The crimson meter continued its relentless descent, and with it, the suffocating grip of agony loosened. Vikram should have been dead. His body should have been nothing more than a husk, yet a strange equilibrium held him aloft, balancing him on the precipice between death and something else entirely.
His heart—no longer within him—hovered in the air before his eyes, beating soundlessly in the stillness of the void. It pulsed with an eerie rhythm, unmoored from his chest, an impossible sight that defied every law of nature.
There was no pain now, only a hollow quiet that settled in his bones.
The red meter receded further, halving itself with each passing moment, and as it did, exhaustion struck him like a tidal wave. His limbs turned to lead, his breath grew shallow, and an unbearable weariness seeped into his very soul.
Yet even as his body screamed for rest, something inside him whispered: Endure. Just a little longer.
The red meter, now barely a fraction of its former dominance, flickered uncertainly. It hesitated, wavering on the edge of its final retreat. Then, at last, it collapsed entirely. The crimson hue vanished into the void, leaving behind only the sound of Vikram's own ragged breathing.
A pulse rang through the room.
His heart, suspended midair, changed.
Ancient runes carved themselves into its flesh—Old Norse, Greek sigils, glyphs from civilizations long buried under time's relentless march. Hieroglyphs twisted around its surface, forming intricate patterns that pulsed with unseen power. Arcane circles burned into existence, weaving together in a dance too complex for the mind to grasp.
Then, his heart shone.
A blinding radiance burst forth, illuminating the void, burning with an intensity that rivaled the sun. Vikram could feel it—the shifting of something deeper, something fundamental. His existence quivered at the threshold of transformation.
And then—
The world snapped back into place.
The dim glow of Kerala's evening lights seeped into his vision. The dark, suffocating void was gone. The walls of his room stood around him, his chair solid beneath his weight. The distant hum of traffic filtered through his window, grounding him in the reality he had known before all of this.
He was back.
Vikram exhaled, chest rising and falling in staggered relief. He flexed his fingers, confirming their presence, rolling his shoulders as if testing whether his body still belonged to him.
But just as the tension began to ease from his frame, the world twisted once more.
A voice—deep, grating, and soaked in malice—crawled into his ears.
"You don't think I would give something for free, do you?"
Vikram's breath hitched.
The air around him thickened, the warmth of Kerala's evening giving way to a suffocating chill. From the void between worlds, it emerged.
An obsidian mirror, fractured and jagged, surfaced before him. Runes and glyphs—dark reflections of the ones that had adorned his heart—crawled along its broken surface, twisting in an unholy display.
The mirror lurched forward.
A silent scream caught in Vikram's throat as the shards of obsidian pierced into his body.
Pain—far beyond anything he had ever experienced—ripped through him. It was not physical, nor was it the agonizing pull of flesh and bone tearing apart. It was deeper. Fundamental.

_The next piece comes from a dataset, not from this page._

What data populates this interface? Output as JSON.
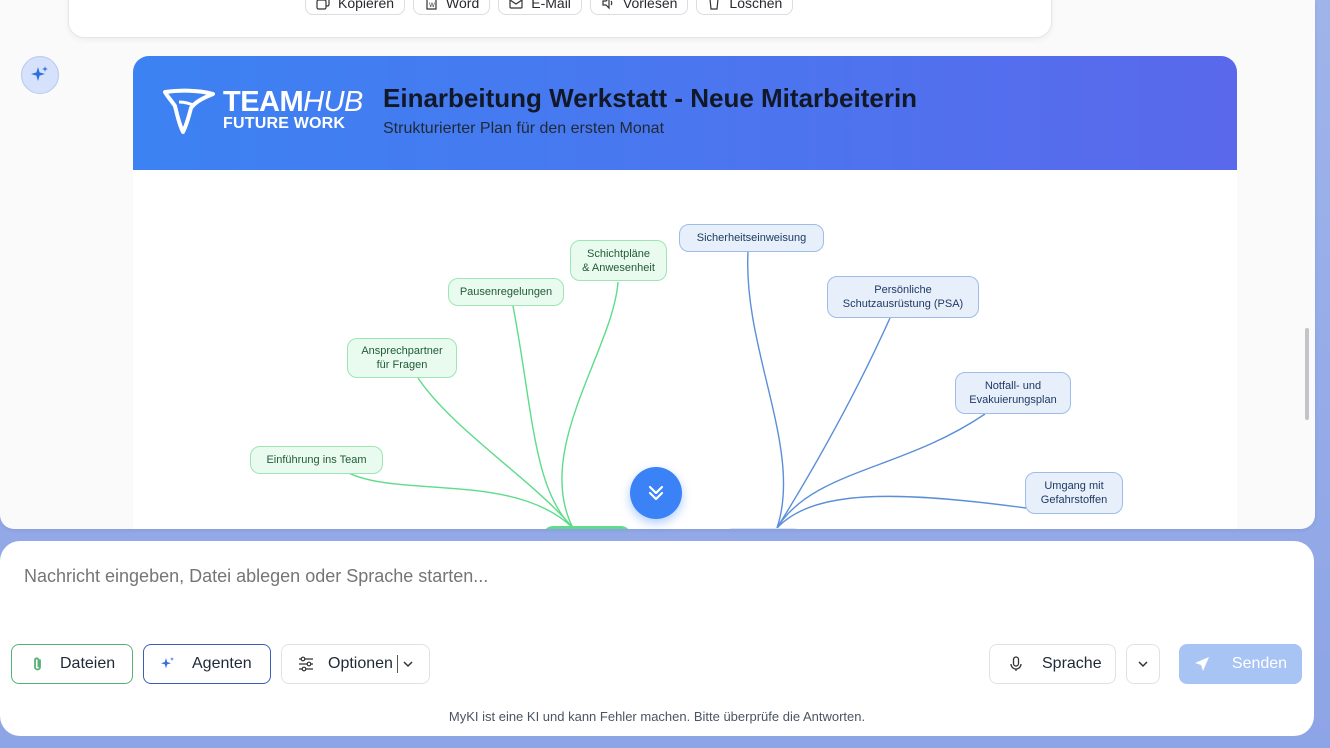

Something inside him shattered.
A dam, long built within the recesses of his mind, burst open.
The room blurred as his vision swam. A breath hitched, then another. His hands trembled at his sides, his body curling inward as an unfamiliar wetness traced the contours of his face.
He was crying.
Vikram had always thought of tears as something to be swallowed, emotions as something to be caged. He had built walls high and unshakable, ones even he dared not look beyond. Yet now, they crumbled with brutal finality.
Every wound he had buried, every scar he had ignored, every pain he had dismissed—rushed forth all at once.

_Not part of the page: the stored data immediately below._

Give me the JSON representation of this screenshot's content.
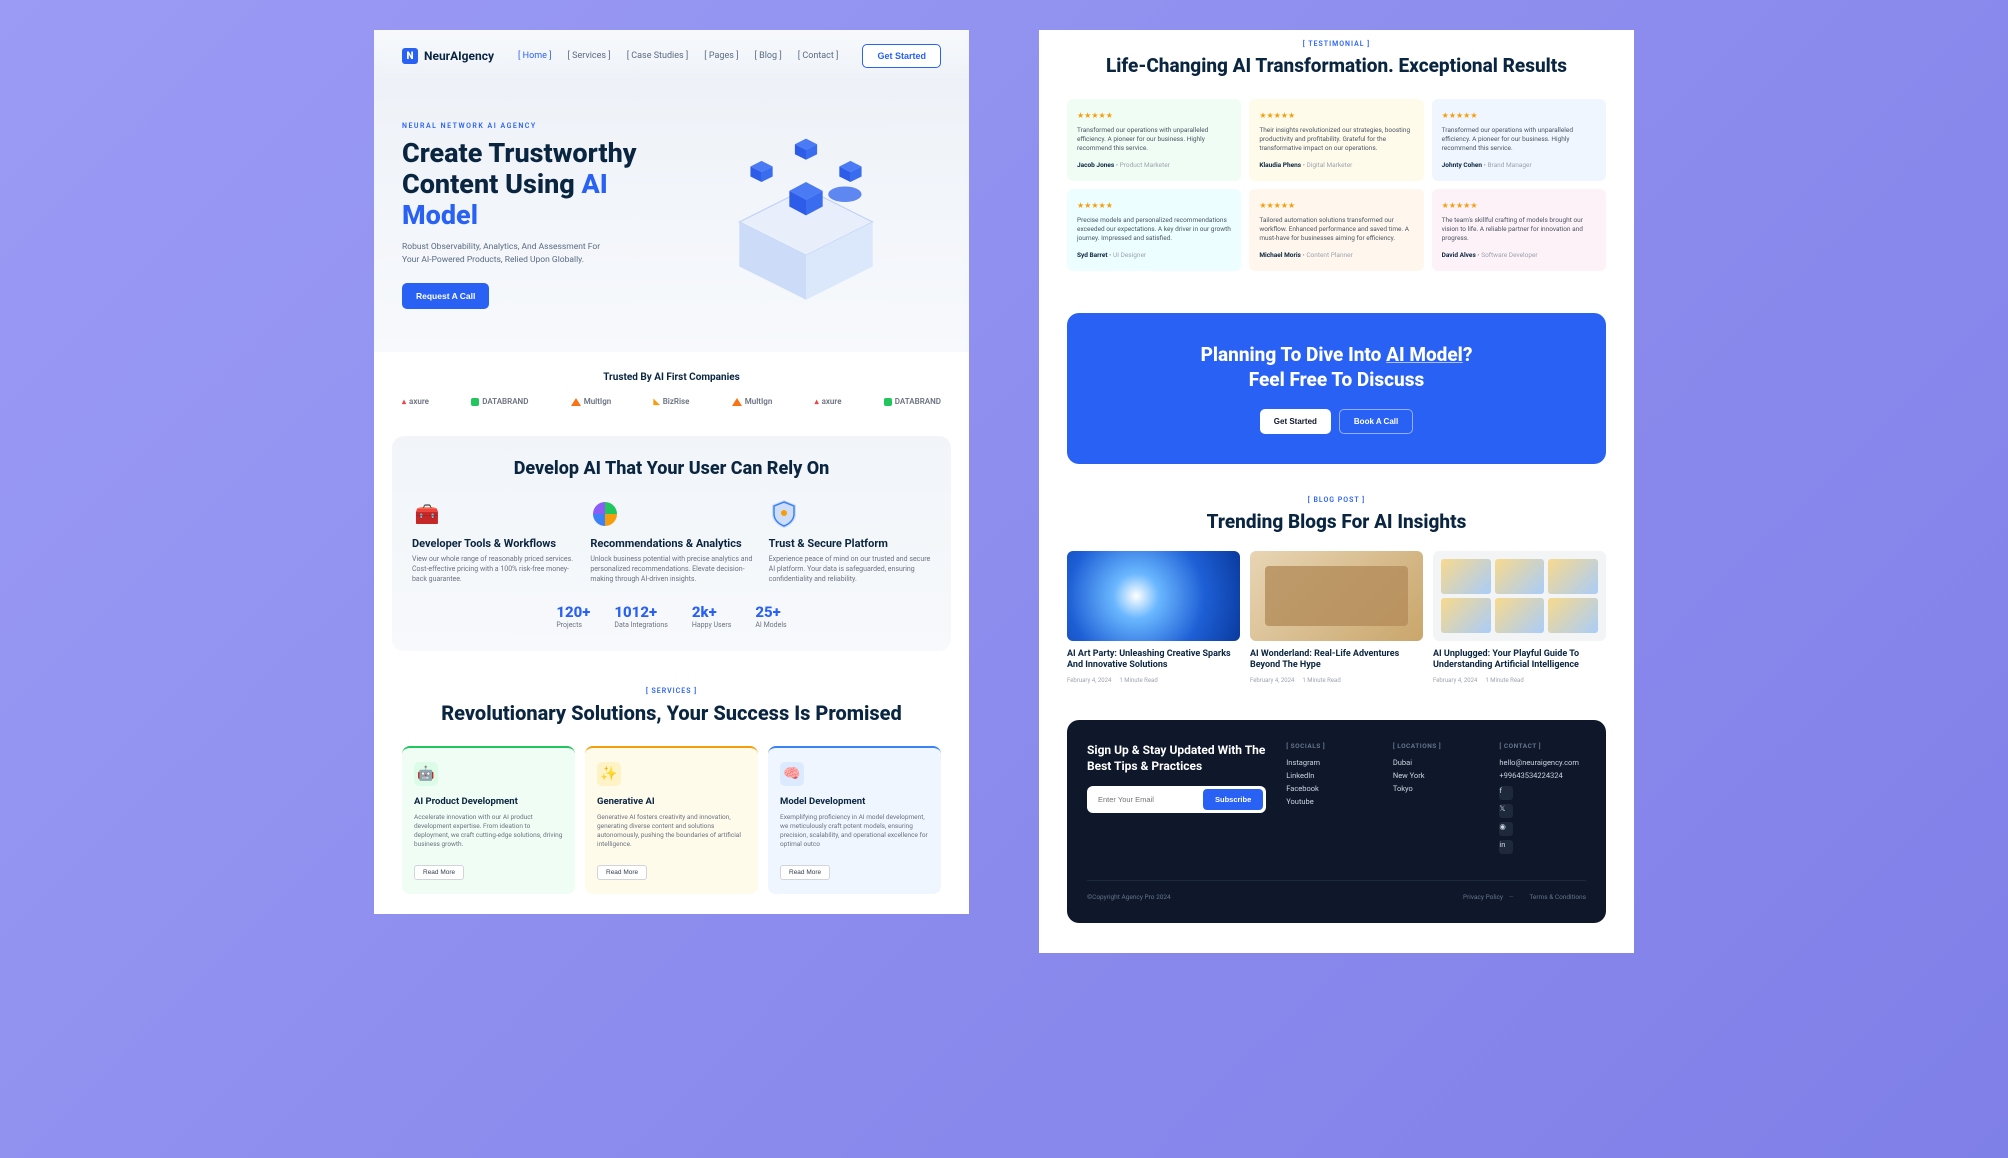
{
  "nav": {
    "brand": "NeurAIgency",
    "links": [
      "[ Home ]",
      "[ Services ]",
      "[ Case Studies ]",
      "[ Pages ]",
      "[ Blog ]",
      "[ Contact ]"
    ],
    "cta": "Get Started"
  },
  "hero": {
    "eyebrow": "NEURAL NETWORK AI AGENCY",
    "title_pre": "Create Trustworthy Content Using ",
    "title_accent": "AI Model",
    "sub": "Robust Observability, Analytics, And Assessment For Your AI-Powered Products, Relied Upon Globally.",
    "cta": "Request A Call"
  },
  "trusted": {
    "title": "Trusted By AI First Companies",
    "logos": [
      "axure",
      "DATABRAND",
      "MultIgn",
      "BizRise",
      "MultIgn",
      "axure",
      "DATABRAND"
    ]
  },
  "develop": {
    "title": "Develop AI That Your User Can Rely On",
    "cols": [
      {
        "icon": "dev-tools-icon",
        "title": "Developer Tools & Workflows",
        "text": "View our whole range of reasonably priced services. Cost-effective pricing with a 100% risk-free money-back guarantee."
      },
      {
        "icon": "analytics-icon",
        "title": "Recommendations & Analytics",
        "text": "Unlock business potential with precise analytics and personalized recommendations. Elevate decision-making through AI-driven insights."
      },
      {
        "icon": "shield-icon",
        "title": "Trust & Secure Platform",
        "text": "Experience peace of mind on our trusted and secure AI platform. Your data is safeguarded, ensuring confidentiality and reliability."
      }
    ],
    "stats": [
      {
        "val": "120+",
        "label": "Projects"
      },
      {
        "val": "1012+",
        "label": "Data Integrations"
      },
      {
        "val": "2k+",
        "label": "Happy Users"
      },
      {
        "val": "25+",
        "label": "AI Models"
      }
    ]
  },
  "services": {
    "eyebrow": "[ SERVICES ]",
    "title": "Revolutionary Solutions, Your Success Is Promised",
    "cards": [
      {
        "title": "AI Product Development",
        "text": "Accelerate innovation with our AI product development expertise. From ideation to deployment, we craft cutting-edge solutions, driving business growth.",
        "btn": "Read More"
      },
      {
        "title": "Generative AI",
        "text": "Generative AI fosters creativity and innovation, generating diverse content and solutions autonomously, pushing the boundaries of artificial intelligence.",
        "btn": "Read More"
      },
      {
        "title": "Model Development",
        "text": "Exemplifying proficiency in AI model development, we meticulously craft potent models, ensuring precision, scalability, and operational excellence for optimal outco",
        "btn": "Read More"
      }
    ]
  },
  "testimonials": {
    "eyebrow": "[ TESTIMONIAL ]",
    "title": "Life-Changing AI Transformation. Exceptional Results",
    "cards": [
      {
        "text": "Transformed our operations with unparalleled efficiency. A pioneer for our business. Highly recommend this service.",
        "name": "Jacob Jones",
        "role": "• Product Marketer"
      },
      {
        "text": "Their insights revolutionized our strategies, boosting productivity and profitability. Grateful for the transformative impact on our operations.",
        "name": "Klaudia Phens",
        "role": "• Digital Marketer"
      },
      {
        "text": "Transformed our operations with unparalleled efficiency. A pioneer for our business. Highly recommend this service.",
        "name": "Johnty Cohen",
        "role": "• Brand Manager"
      },
      {
        "text": "Precise models and personalized recommendations exceeded our expectations. A key driver in our growth journey. Impressed and satisfied.",
        "name": "Syd Barret",
        "role": "• UI Designer"
      },
      {
        "text": "Tailored automation solutions transformed our workflow. Enhanced performance and saved time. A must-have for businesses aiming for efficiency.",
        "name": "Michael Moris",
        "role": "• Content Planner"
      },
      {
        "text": "The team's skillful crafting of models brought our vision to life. A reliable partner for innovation and progress.",
        "name": "David Alves",
        "role": "• Software Developer"
      }
    ]
  },
  "cta": {
    "line1_pre": "Planning To Dive Into ",
    "line1_accent": "AI Model",
    "line1_post": "?",
    "line2": "Feel Free To Discuss",
    "btn1": "Get Started",
    "btn2": "Book A Call"
  },
  "blog": {
    "eyebrow": "[ BLOG POST ]",
    "title": "Trending Blogs For AI Insights",
    "posts": [
      {
        "title": "AI Art Party: Unleashing Creative Sparks And Innovative Solutions",
        "date": "February 4, 2024",
        "read": "1 Minute Read"
      },
      {
        "title": "AI Wonderland: Real-Life Adventures Beyond The Hype",
        "date": "February 4, 2024",
        "read": "1 Minute Read"
      },
      {
        "title": "AI Unplugged: Your Playful Guide To Understanding Artificial Intelligence",
        "date": "February 4, 2024",
        "read": "1 Minute Read"
      }
    ]
  },
  "footer": {
    "heading": "Sign Up & Stay Updated With The Best Tips & Practices",
    "placeholder": "Enter Your Email",
    "subscribe": "Subscribe",
    "socials_h": "[ SOCIALS ]",
    "socials": [
      "Instagram",
      "LinkedIn",
      "Facebook",
      "Youtube"
    ],
    "locations_h": "[ LOCATIONS ]",
    "locations": [
      "Dubai",
      "New York",
      "Tokyo"
    ],
    "contact_h": "[ CONTACT ]",
    "email": "hello@neuraigency.com",
    "phone": "+99643534224324",
    "copyright": "©Copyright Agency Pro 2024",
    "privacy": "Privacy Policy",
    "terms": "Terms & Conditions"
  }
}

Memories clawed at him, dragged him back to moments he had long pretended never happened. The laughter that had been used to belittle him. The loneliness that gnawed at his chest even amidst the roaring crowds of his success. The moments where the world had crushed him beneath its weight, and he had forced himself to smile through it all.
The facade shattered.
Tears slipped freely down his cheeks, tracing lines of unspoken anguish.
And for the first time, Vikram did not stop them.
He sat there, in the dim light of his room, his body wracked with silent sobs.
Something had been taken from him. Something he knew he could never reclaim.
And in its absence, an emptiness remained.